[Linux-cluster] Slowness above 500 RRDs

Wed Jun 13 14:38:40 UTC 2007

David Teigland <teigland at redhat.com> writes:

>>>> But looks like nodeA feels obliged to communicate its locking
>>>> process around the cluster.
>>>
>>> I'm not sure what you mean here.  To see the amount of dlm locking traffic
>>> on the network, look at port 21064.  There should be very little in the
>>> test above... and the dlm locking that you do see should mostly be related
>>> to file i/o, not flocks.
>> 
>> There was much traffic on port 21064.  Possibly related to file I/O
>> and not flocks, I can't tell.  But that's agrees with my speculation,
>> that it's not the explicit [pf]locks that take much time, but
>> something else.
>
> Could you comment the fcntl/flock calls out of the application entirely
> and try it?

Let's see.  A typical test run looks like this (first with fcntl
locking; tcpdump slows down the first iteration from about 6 s):

filecount=500
  iteration=0 elapsed time=20.196318 s
  iteration=1 elapsed time=0.323969 s
  iteration=2 elapsed time=0.319929 s
  iteration=3 elapsed time=0.361738 s
  iteration=4 elapsed time=0.399365 s
total elapsed time=21.601319 s

During the first (slow) iteration, there's much traffic on port 21064.
During the next (fast) iterations there's no traffic at all on that port.
If I rerun the test immediately, there's still no traffic.
5 minutes later, without any action on my part, there's a couple of
packets again, then 20 s later a bigger bunch (around 30).
After this, the first iteration generates much traffic again, GOTO 10.
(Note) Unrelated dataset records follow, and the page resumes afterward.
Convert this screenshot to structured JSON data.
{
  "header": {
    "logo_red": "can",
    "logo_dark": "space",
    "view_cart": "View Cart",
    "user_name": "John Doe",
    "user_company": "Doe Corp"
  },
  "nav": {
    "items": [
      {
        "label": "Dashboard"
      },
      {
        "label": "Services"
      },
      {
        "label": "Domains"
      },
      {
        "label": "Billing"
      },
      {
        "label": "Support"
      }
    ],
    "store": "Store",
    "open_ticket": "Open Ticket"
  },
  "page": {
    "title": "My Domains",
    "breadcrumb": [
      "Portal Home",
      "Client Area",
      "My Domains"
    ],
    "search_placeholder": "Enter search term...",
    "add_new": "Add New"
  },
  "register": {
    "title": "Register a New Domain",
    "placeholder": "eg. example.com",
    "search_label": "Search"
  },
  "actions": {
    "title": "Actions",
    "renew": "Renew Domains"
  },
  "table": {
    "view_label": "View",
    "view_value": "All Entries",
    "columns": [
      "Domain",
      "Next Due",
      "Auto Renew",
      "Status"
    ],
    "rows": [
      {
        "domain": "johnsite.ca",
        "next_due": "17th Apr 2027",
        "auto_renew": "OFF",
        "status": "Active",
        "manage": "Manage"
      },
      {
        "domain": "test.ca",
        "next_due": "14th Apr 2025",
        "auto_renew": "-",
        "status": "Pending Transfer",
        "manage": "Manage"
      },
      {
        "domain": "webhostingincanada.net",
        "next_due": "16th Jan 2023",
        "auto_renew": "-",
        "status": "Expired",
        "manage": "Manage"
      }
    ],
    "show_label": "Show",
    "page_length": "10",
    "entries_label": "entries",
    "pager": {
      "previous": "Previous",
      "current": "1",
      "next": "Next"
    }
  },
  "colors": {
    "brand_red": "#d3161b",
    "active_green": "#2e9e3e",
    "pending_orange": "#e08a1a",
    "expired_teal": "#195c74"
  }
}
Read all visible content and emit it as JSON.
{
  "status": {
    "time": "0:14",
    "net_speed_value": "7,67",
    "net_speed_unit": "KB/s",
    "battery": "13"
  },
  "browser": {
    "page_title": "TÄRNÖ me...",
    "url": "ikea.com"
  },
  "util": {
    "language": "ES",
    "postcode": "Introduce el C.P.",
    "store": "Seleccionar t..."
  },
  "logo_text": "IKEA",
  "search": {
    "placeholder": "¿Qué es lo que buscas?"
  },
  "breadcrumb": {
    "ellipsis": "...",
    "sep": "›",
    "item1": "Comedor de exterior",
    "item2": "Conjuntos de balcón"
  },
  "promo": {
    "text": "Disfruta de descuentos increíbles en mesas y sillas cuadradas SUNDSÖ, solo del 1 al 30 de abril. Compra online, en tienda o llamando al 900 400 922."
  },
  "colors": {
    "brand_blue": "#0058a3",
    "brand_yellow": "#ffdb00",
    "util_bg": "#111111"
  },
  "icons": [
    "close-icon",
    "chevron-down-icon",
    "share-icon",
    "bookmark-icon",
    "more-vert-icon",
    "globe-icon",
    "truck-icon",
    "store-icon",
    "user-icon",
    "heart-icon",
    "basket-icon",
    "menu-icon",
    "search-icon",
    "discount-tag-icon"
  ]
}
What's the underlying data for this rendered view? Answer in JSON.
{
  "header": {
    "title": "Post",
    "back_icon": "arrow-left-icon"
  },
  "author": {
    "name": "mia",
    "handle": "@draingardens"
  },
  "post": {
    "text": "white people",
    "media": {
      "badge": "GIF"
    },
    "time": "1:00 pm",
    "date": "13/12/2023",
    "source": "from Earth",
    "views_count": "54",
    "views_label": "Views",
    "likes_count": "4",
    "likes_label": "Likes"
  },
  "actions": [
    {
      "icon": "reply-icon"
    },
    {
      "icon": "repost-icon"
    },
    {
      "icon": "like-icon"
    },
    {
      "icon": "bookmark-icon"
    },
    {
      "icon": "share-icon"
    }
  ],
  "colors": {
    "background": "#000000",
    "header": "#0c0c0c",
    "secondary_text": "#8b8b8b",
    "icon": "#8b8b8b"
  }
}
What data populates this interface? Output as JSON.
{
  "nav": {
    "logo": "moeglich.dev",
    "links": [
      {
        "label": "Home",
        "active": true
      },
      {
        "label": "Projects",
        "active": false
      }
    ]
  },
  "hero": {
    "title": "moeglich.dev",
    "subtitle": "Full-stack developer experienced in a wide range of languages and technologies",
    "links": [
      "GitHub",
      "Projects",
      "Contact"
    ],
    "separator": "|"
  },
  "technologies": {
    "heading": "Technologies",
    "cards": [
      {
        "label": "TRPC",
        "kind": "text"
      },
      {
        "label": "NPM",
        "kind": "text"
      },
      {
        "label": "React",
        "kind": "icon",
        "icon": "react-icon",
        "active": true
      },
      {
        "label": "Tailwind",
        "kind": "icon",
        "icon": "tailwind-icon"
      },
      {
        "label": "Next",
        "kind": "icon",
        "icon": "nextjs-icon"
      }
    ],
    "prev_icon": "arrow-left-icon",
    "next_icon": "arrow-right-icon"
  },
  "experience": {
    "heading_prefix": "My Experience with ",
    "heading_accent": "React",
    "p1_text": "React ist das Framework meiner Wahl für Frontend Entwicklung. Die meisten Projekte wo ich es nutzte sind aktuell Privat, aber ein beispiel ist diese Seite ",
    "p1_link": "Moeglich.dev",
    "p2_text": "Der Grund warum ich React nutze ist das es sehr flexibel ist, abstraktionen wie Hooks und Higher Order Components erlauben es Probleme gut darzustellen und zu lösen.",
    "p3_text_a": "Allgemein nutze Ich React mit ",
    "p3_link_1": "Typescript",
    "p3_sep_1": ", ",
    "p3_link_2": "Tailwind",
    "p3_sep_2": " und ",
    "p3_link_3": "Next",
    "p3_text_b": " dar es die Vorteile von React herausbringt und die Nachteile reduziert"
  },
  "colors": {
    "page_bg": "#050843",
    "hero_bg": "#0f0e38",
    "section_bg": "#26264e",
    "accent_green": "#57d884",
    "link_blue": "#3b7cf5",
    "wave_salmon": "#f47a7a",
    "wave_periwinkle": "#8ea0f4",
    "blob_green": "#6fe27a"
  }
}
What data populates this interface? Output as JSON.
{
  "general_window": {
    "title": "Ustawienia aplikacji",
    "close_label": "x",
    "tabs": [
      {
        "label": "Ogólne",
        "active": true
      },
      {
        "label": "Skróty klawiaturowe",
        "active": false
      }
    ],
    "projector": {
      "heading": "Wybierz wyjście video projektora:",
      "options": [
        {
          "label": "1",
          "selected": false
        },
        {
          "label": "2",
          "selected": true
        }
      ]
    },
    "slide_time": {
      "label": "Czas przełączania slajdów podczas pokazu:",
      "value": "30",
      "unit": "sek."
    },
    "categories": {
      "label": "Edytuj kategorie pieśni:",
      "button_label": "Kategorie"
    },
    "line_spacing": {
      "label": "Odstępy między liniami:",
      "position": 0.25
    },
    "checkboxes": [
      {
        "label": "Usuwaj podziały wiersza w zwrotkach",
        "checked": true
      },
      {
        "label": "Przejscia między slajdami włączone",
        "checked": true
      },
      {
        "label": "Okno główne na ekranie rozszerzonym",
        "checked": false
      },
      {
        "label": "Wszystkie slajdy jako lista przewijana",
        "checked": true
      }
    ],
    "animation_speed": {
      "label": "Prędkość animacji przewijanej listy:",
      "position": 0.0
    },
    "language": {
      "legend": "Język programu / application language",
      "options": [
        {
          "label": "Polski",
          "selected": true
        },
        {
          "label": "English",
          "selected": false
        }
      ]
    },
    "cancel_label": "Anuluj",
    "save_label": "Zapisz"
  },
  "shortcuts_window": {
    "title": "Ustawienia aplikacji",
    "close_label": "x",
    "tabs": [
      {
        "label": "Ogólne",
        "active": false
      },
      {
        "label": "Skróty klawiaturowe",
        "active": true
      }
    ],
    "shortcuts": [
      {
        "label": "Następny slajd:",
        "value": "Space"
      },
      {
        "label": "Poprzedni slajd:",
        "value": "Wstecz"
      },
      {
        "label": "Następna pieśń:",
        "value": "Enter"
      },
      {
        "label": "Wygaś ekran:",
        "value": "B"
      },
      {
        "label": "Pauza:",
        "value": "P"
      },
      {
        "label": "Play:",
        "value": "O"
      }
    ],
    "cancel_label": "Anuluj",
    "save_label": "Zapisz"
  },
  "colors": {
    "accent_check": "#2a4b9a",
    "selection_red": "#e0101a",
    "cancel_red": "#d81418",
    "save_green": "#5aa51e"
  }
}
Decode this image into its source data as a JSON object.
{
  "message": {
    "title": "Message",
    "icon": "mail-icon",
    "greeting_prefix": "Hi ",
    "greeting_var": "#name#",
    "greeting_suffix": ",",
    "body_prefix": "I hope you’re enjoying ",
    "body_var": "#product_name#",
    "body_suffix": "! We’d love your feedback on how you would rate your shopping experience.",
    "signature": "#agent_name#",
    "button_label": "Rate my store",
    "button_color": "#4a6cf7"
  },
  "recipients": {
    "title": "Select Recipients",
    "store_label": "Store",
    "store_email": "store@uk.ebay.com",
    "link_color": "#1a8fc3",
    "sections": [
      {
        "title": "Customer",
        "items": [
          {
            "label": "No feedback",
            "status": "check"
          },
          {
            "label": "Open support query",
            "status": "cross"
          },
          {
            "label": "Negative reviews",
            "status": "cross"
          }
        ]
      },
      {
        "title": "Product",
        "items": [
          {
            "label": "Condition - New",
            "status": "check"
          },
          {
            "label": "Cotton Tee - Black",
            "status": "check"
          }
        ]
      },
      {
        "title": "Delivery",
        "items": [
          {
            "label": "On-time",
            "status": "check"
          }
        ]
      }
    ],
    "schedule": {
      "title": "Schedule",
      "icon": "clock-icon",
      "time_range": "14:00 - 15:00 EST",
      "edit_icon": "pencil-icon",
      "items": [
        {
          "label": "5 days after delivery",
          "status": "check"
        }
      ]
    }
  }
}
If I use flock instead, the beginning is similar, but after about 10 s
from the finish of the test, some small traffic appears by itself, and
if I rerun the test after this, it generates traffic again, although
much less than after 5 minutes.  The traffic generated 5 minutes after
the test run consists of a couple of packets followed by a much bigger
bunch 5 s later.

If I don't use any locking at all, then the situation is the same as
with fcntl locking, but the "automatic" traffic consist of a small
burst (couple of packets) 4 min 51 s after the finish, then about 30
packets 25 s later.

Does it tell you anything?  The timings are perhaps somewhat off
because of the 20 s runtime.  If you can make some sense out of this,
I'd be glad to hear it.  Also, I'd like to tweak the 5 minutes
timeout, where does it come from?  Is it settable by sysfs or
gfs_tool?
-- 
Thanks,
Feri.